Warning that it was no time to be risk averse, he ignored tough-on-crime prosecutors and argued that needle exchanges can save lives if they keep the deadly HIV from spreading.
“I’m not going to have anybody put to death with HIV just because they’ve broken the law,” Zoeller, a Republican, said at the time.
On Thursday, before he and other top state officeholders received their Sagamore awards, Zoeller reflected on how he became focused on public health.
Part of it stems from his Catholic faith, which by the way led him to defer the defense of death penalty appeals to other attorneys in his office.
“Serving others - as Catholics it’s our mission in life,” he said.
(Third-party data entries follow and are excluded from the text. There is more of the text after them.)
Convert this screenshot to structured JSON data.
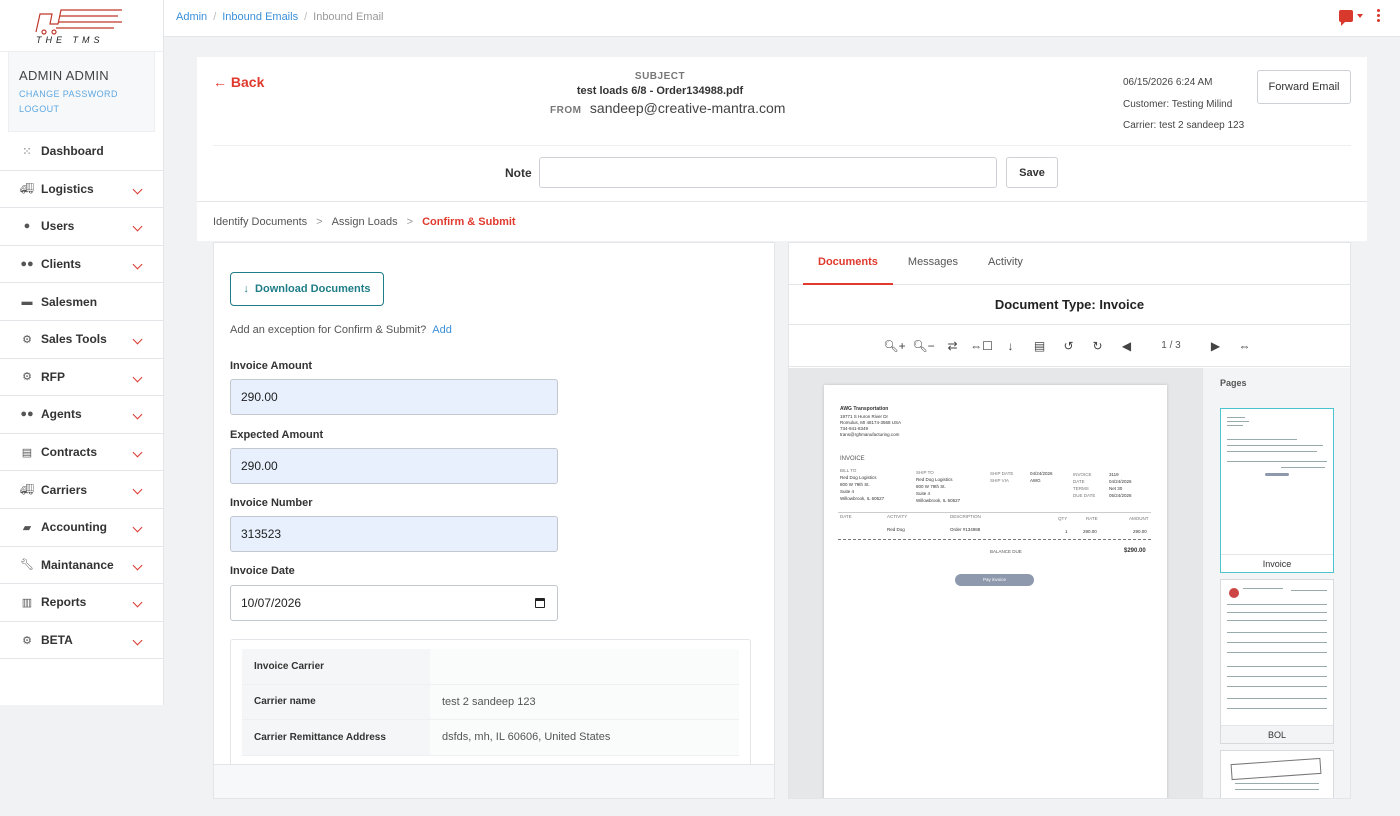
{
  "app": {
    "logo_text": "THE TMS"
  },
  "user": {
    "name": "ADMIN ADMIN",
    "change_password": "CHANGE PASSWORD",
    "logout": "LOGOUT"
  },
  "sidebar": {
    "items": [
      {
        "label": "Dashboard",
        "icon": "dashboard-icon",
        "expandable": false
      },
      {
        "label": "Logistics",
        "icon": "truck-icon",
        "expandable": true
      },
      {
        "label": "Users",
        "icon": "user-icon",
        "expandable": true
      },
      {
        "label": "Clients",
        "icon": "users-group-icon",
        "expandable": true
      },
      {
        "label": "Salesmen",
        "icon": "briefcase-icon",
        "expandable": false
      },
      {
        "label": "Sales Tools",
        "icon": "gears-icon",
        "expandable": true
      },
      {
        "label": "RFP",
        "icon": "gears-icon",
        "expandable": true
      },
      {
        "label": "Agents",
        "icon": "people-icon",
        "expandable": true
      },
      {
        "label": "Contracts",
        "icon": "documents-icon",
        "expandable": true
      },
      {
        "label": "Carriers",
        "icon": "truck-icon",
        "expandable": true
      },
      {
        "label": "Accounting",
        "icon": "book-icon",
        "expandable": true
      },
      {
        "label": "Maintanance",
        "icon": "wrench-icon",
        "expandable": true
      },
      {
        "label": "Reports",
        "icon": "bar-chart-icon",
        "expandable": true
      },
      {
        "label": "BETA",
        "icon": "gears-icon",
        "expandable": true
      }
    ]
  },
  "breadcrumb": {
    "items": [
      "Admin",
      "Inbound Emails"
    ],
    "current": "Inbound Email"
  },
  "header": {
    "back_label": "← Back",
    "subject_label": "SUBJECT",
    "subject": "test loads 6/8 - Order134988.pdf",
    "from_label": "FROM",
    "from": "sandeep@creative-mantra.com",
    "datetime": "06/15/2026 6:24 AM",
    "customer": "Customer: Testing Milind",
    "carrier": "Carrier: test 2 sandeep 123",
    "forward_label": "Forward Email",
    "note_label": "Note",
    "note_value": "",
    "save_label": "Save"
  },
  "steps": {
    "items": [
      "Identify Documents",
      "Assign Loads"
    ],
    "active": "Confirm & Submit",
    "separator": ">"
  },
  "form": {
    "download_label": "Download Documents",
    "exception_text": "Add an exception for Confirm & Submit?",
    "exception_link": "Add",
    "invoice_amount_label": "Invoice Amount",
    "invoice_amount": "290.00",
    "expected_amount_label": "Expected Amount",
    "expected_amount": "290.00",
    "invoice_number_label": "Invoice Number",
    "invoice_number": "313523",
    "invoice_date_label": "Invoice Date",
    "invoice_date": "10/07/2026",
    "carrier_rows": [
      {
        "key": "Invoice Carrier",
        "value": ""
      },
      {
        "key": "Carrier name",
        "value": "test 2 sandeep 123"
      },
      {
        "key": "Carrier Remittance Address",
        "value": "dsfds, mh, IL 60606, United States"
      }
    ]
  },
  "viewer": {
    "tabs": [
      "Documents",
      "Messages",
      "Activity"
    ],
    "active_tab": "Documents",
    "doc_type": "Document Type: Invoice",
    "page_indicator": "1 / 3",
    "pages_label": "Pages",
    "thumbnails": [
      "Invoice",
      "BOL"
    ],
    "document": {
      "company": "AWG Transportation",
      "addr1": "19771 S Huron River Dr",
      "addr2": "Romulus, MI 48174-3568 USA",
      "phone": "734-941-8349",
      "email": "trans@rghmanufacturing.com",
      "title": "INVOICE",
      "bill_to_label": "BILL TO",
      "bill_to": [
        "Red Dog Logistics",
        "800 W 79th St.",
        "Suite 4",
        "Willowbrook, IL 60527"
      ],
      "ship_to_label": "SHIP TO",
      "ship_to": [
        "Red Dog Logistics",
        "800 W 79th St.",
        "Suite 4",
        "Willowbrook, IL 60527"
      ],
      "ship_date_label": "SHIP DATE",
      "ship_date": "04/24/2026",
      "ship_via_label": "SHIP VIA",
      "ship_via": "AWG",
      "invoice_label": "INVOICE",
      "invoice_no": "3119",
      "date_label": "DATE",
      "date": "04/24/2026",
      "terms_label": "TERMS",
      "terms": "Net 30",
      "due_label": "DUE DATE",
      "due": "05/24/2026",
      "cols": [
        "DATE",
        "ACTIVITY",
        "DESCRIPTION",
        "QTY",
        "RATE",
        "AMOUNT"
      ],
      "line": {
        "activity": "Red Dog",
        "description": "Order #134988",
        "qty": "1",
        "rate": "290.00",
        "amount": "290.00"
      },
      "balance_label": "BALANCE DUE",
      "balance": "$290.00",
      "pay_label": "Pay invoice"
    }
  }
}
But part was pragmatic. The attorney general oversees the licensing of doctors and prosecutes Medicaid fraud, areas where Zoeller saw early signs of the prescription pill abuse that fed the opiate addiction crisis we now face.
Soon after taking office in 2008, Zoeller and his staff started to see “pill mills” pop up, run by doctors churning out painkiller prescriptions to anyone who came through the door.
Around the same time, police said they were seeing Oxycontin – a highly addictive, opiate-based painkiller – being sold in doctors’ parking lots.
“It was a shock to me,” Zoeller said.
When he asked a wide range of people - including doctors and police - to come to what he thought would be a small symposium to talk about what he feared was a trend, 350 people arrived. He opened the meeting by apologizing for not having enough chairs.
“I realized this thing is much bigger and a lot worse than I understood,” he said.
Zoeller admits that he didn’t understand fully what was happening. As his office worked with police around the state to curb the prescribing practices of pain doctors, addicts turned to illegally obtained opiates and heroin.
He calls the current crisis - which claimed more than 33,000 lives last year in the U.S. with overdoses – “medically assisted addiction.”
“It’s happened on my watch,” he said. “I hope I’ve risen to the occasion to have at least done something about it, but it’s not over. It’s not one of those things where I can check the box and say we did all we can do.”
Zoeller could have run for a third term.
But, fed up with a dysfunctional and polarized Congress, he decided to run this year for a U.S. House seat in the district that includes his hometown of New Albany.
He announced his decision while standing in sight of a new Ohio River bridge under construction.
“I talked about reaching across the things that divide us and bringing people together,” he said.
"That was clearly not the message of 2016,” he added with a laugh.
He lost in a five-way primary to the millionaire Republican Trey Hollingsworth, nicknamed “Tennessee Trey” by opponents for having moved to Indiana last year just before launching a self-funded campaign. Hollingsworth won the 9th District seat in the general election in November.
Zoeller says he’ll return to legal practice, do some teaching and work as a mediator.
“It is really is an honor to serve as the attorney general,” he said. “I’ve tried to treat it as something that people trusted me with, and I hope I’ve lived up to the honor that was given.”